[python-uk] Code of Conduct

John Lee jjl at pobox.com
Fri Dec 9 19:17:48 EST 2016


On Fri, 9 Dec 2016, Steve Holden wrote:

> On Fri, Dec 9, 2016 at 9:13 PM, John Lee <jjl at pobox.com> wrote:
>
>> I remember Dan Ariely reporting research in which some students were asked
>> to sign the MIT honour code before taking a test (in his book "Predictably
>> Irrational" I think).  It was found those students cheated less than a
>> control group.  But, MIT doesn't *have* an honour code (according to
>> Ariely, at the time)!  The hypothesis is that we need reminding about these
>> things to behave better -- and the code itself is not so important.
>>
>
> In which case if more people did what Daniele did, and called out
> unacceptable behaviour, we would get reminded but only after something at
> least mildly unacceptable had happened.

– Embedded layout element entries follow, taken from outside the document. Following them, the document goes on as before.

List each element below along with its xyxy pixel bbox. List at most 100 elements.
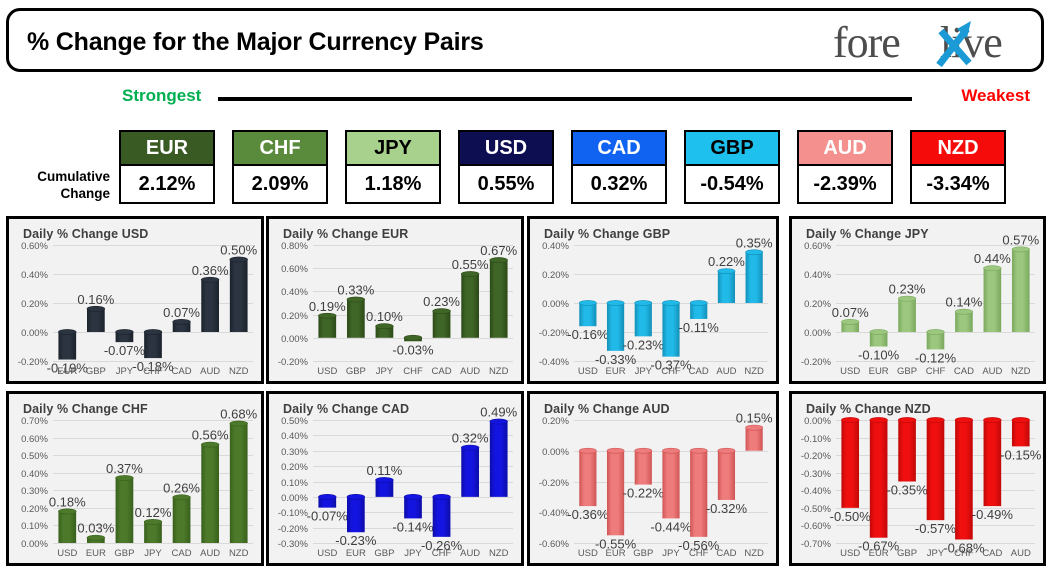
y-axis-tick-label: -0.40% [801,486,832,497]
data-label-jpy: -0.57% [915,521,957,536]
x-axis-tick-label: CAD [432,366,452,377]
x-axis-tick-label: EUR [606,366,626,377]
bar-cap [115,475,134,481]
x-axis-tick-label: USD [840,548,860,559]
data-label-chf: -0.26% [421,538,463,553]
bar-gbp [375,479,394,497]
y-axis-tick-label: -0.60% [539,539,570,550]
bar-chf [662,303,680,357]
bar-cap [460,271,480,277]
bar-gbp [634,450,652,485]
y-axis-tick-label: 0.20% [542,270,569,281]
strength-scale: Strongest Weakest [0,84,1052,114]
x-axis-tick-label: CHF [661,366,681,377]
x-axis-tick-label: NZD [489,548,509,559]
bar-jpy [144,521,162,543]
data-label-jpy: -0.23% [623,337,665,352]
bar-cap [634,300,653,306]
bar-cad [432,311,451,338]
data-label-nzd: 0.68% [220,407,257,422]
bar-aud [1011,420,1030,447]
bar-cap [143,519,163,525]
cumulative-value-cad: 0.32% [571,166,667,204]
chart-svg-nzd: 0.00%-0.10%-0.20%-0.30%-0.40%-0.50%-0.60… [801,416,1042,559]
bar-usd [579,450,597,507]
y-axis-tick-label: 0.60% [21,241,48,252]
y-axis-tick-label: 0.60% [281,264,308,275]
data-label-usd: 0.07% [832,305,869,320]
data-label-usd: -0.16% [567,327,609,342]
bar-cap [375,477,394,483]
bar-cap [172,318,191,325]
bar-cap [606,300,625,306]
x-axis-tick-label: USD [840,366,860,377]
x-axis-tick-label: JPY [662,548,680,559]
bar-eur [58,332,77,360]
data-label-chf: -0.56% [678,538,720,553]
bar-jpy [375,326,394,338]
cumulative-change-label: Cumulative Change [6,168,110,202]
bar-cap [346,296,366,303]
x-axis-tick-label: USD [317,548,337,559]
y-axis-tick-label: -0.10% [278,508,309,519]
plot-area-jpy: 0.60% 0.40% 0.20% 0.00% -0.20% 0.07% USD -0.10%… [792,219,1043,381]
bar-cad [955,311,973,332]
strength-scale-line [218,97,912,101]
cumulative-label-line1: Cumulative [37,169,110,184]
chart-panel-chf: Daily % Change CHF 0.70% 0.60% 0.50% 0.40% 0.… [6,391,264,566]
bar-cap [634,447,653,454]
chart-title-eur: Daily % Change EUR [283,227,409,241]
y-axis-tick-label: -0.20% [801,357,832,368]
chart-panel-nzd: Daily % Change NZD 0.00% -0.10% -0.20% -0.30… [789,391,1046,566]
data-label-eur: -0.33% [595,352,637,367]
chart-panel-gbp: Daily % Change GBP 0.40% 0.20% 0.00% -0.20% -… [527,216,779,384]
bar-nzd [745,252,763,303]
bar-eur [606,303,625,351]
bar-cad [717,450,736,500]
bar-cap [375,323,394,330]
x-axis-tick-label: GBP [346,366,366,377]
data-label-chf: -0.18% [132,359,174,374]
data-label-aud: -0.15% [1000,447,1042,462]
cumulative-value-nzd: -3.34% [910,166,1006,204]
bar-cap [689,300,708,306]
data-label-cad: 0.26% [163,480,200,495]
y-axis-tick-label: 0.00% [542,299,569,310]
x-axis-tick-label: EUR [346,548,366,559]
bar-chf [432,496,451,537]
data-label-eur: -0.23% [335,533,377,548]
data-label-nzd: 0.50% [220,243,257,258]
data-label-cad: 0.23% [423,294,460,309]
bar-cap [432,493,451,500]
bar-usd [841,321,860,332]
data-label-aud: 0.56% [192,428,229,443]
bar-usd [318,315,337,338]
x-axis-tick-label: GBP [114,548,134,559]
bar-usd [841,420,860,508]
x-axis-tick-label: AUD [460,548,480,559]
x-axis-tick-label: USD [578,548,598,559]
y-axis-tick-label: -0.60% [801,521,832,532]
currency-column-usd: USD 0.55% [458,130,554,204]
data-label-aud: 0.32% [452,431,489,446]
y-axis-tick-label: -0.50% [801,504,832,515]
bar-gbp [347,299,365,338]
bar-cap [841,318,860,325]
bar-cap [115,329,134,335]
data-label-jpy: -0.44% [650,519,692,534]
currency-code-chf: CHF [232,130,328,166]
bar-jpy [115,332,134,343]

Yeah.  Some of that is inevitable I suppose.

FWIW I have to admit I always cringe just a bit at "unacceptable" in this 
sort of context.  I prefer "bad".  Less authoritarian, but clear (my 
philosophy: the truth is out there, but it's hard to find, and we might 
always be wrong).  IIUC some people on this list genuinely think being a 
little disrespectful here to recruiters is the right thing to do when they 
are perceived to be being disrespectful themselves.  Though I think that's 
a mistake, as usual I have to try and remember it might be ME who's 
mistaken, that merely telling people they are mistaken is, and should be, 
unpersuasive, and so trying to force them to behave my way is in the long 
run ineffective and possibly harmful.  (hope that doesn't sound like a 
personal slight, not intended)


> Many mailing lists (used to) publish a monthly FAQ, a practice neither
> python-list not this one has ever adopted. I wonder if this might be a
> low-bandwidth way to discourage high-bandwidth incidents?

Maybe so


> Of course this solution is now about thirty-five years old, and I realise
> you young kids like the shiny we stuff, but it might actually give us an
> impersonal way of setting everyone's expectations before things get out of
> hand. If they do so quickly, we can always take the sting out of any
> response by pointing to a web copy of hte FAW and saying :you may not have
> yet been am member of the list long enough to see this."

On the principle above, it could just say "Be good"

<0.5 wink>


> After all, we aren't looking to discourage *people* here, but behaviours.